The Miami-Dade County attorney has ruled that a petition by federal immigration authorities to keep a foreign national in detention longer than local officials require is not an order, but merely a request.
“This detainer, or ‘hold request’ is no more than a request from the Department of Homeland Security that a detainee be held for up to 48 hours,” wrote County Attorney Robert A. Cuevas, Jr. in a July 15 memo to Miami-Dade Mayor Carlos Gimenez. “It is my conclusion that compliance with ICE detainer requests is voluntary and not mandated by federal law or regulations.”
It’s the first time since immigration “detainers” or holds became controversial in South Florida in 2010 that county authorities have issued specific guidelines to corrections officials about such requests.
Until now, the county policy had been to comply with detainer requests without question. In some instances in the past, some prisoners have been held even after the 48-hour period of the detainer had expired.
For example, on the afternoon of July 31, 2010, as José Bernabe sat in his van awaiting his wife, two police officers outside his Florida City home arrested him for not having a driver's license.
Bernabe didn’t have a license because he was an undocumented immigrant from Mexico.
After his arrest, Bernabe was booked at a county jail and given bail.

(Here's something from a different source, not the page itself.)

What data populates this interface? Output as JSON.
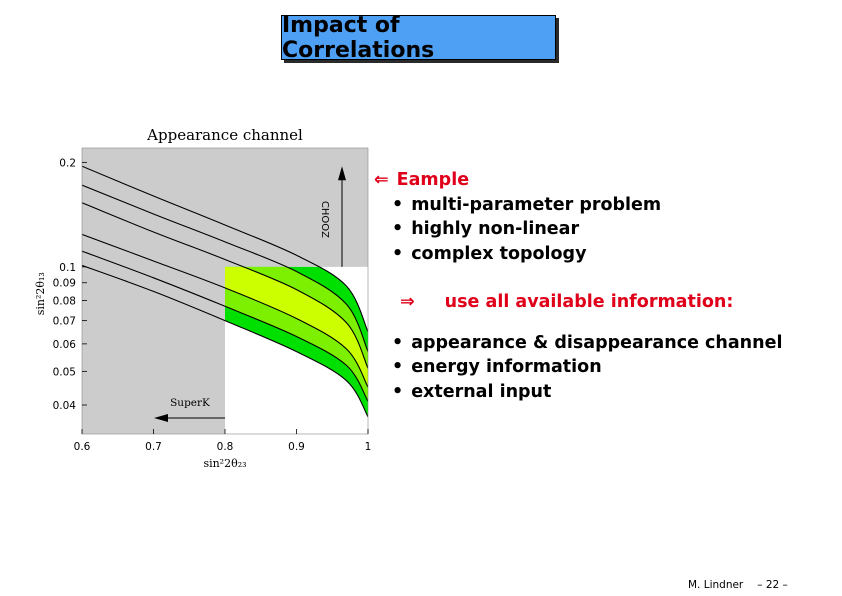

His family paid it, but Bernabe was not released because immigration authorities had lodged a detainer, or hold, against him when they learned of his illegal status.
Eventually, Bernabe was released after his attorney sued Miami-Dade County, and ultimately avoided deportation.
Activists that defend the rights of undocumented immigrants cheered the County Attorney’s opinion.
“We applaud the Miami-Dade County Attorney, who rightly concluded that compliance with ICE requests to hold such immigrants is ‘voluntary and not mandated by federal law or regulation,’ ” said a statement from Americans for Immigrant Justice, a Miami group. “We strongly recommend that Miami-Dade County follow the lead of numerous states and local governments and not honor ICE detainer requests unless an immigrant has been convicted of a serious crime.”
Bernabe’s attorney, John de Leon, also welcomed Cuevas’ action.
“This is an important finding by the county attorney and should have implications throughout Florida and the United States,” de Leon said. “It provides jails throughout the country with additional precedent to change their practices of blindly and unlawfully detaining people who should not be held, essentially without bond.”
The county attorney’s ruling came as part of a broader effort by Gimenez, the county mayor, to explore the detainer issue and whether Miami-Dade was being properly reimbursed for detainer requests.
Gimenez, in a June 20 memo to County Commissioner Sally Heyman, said immigration officials had failed to reimburse the county for some expenses connected to detainers.
“During the 2012 calendar year, monthly invoices were submitted to Immigration and Customs Enforcement (ICE) reflecting costs associated with housing inmates whose local charges had been satisfied and continued to be held pending ICE taking custody,” Gimenez wrote. “The Department billed ICE a total of $347,853 for 1,683 inmates who accumulated 4,221 days in our custody at the federal rate of $82.41.”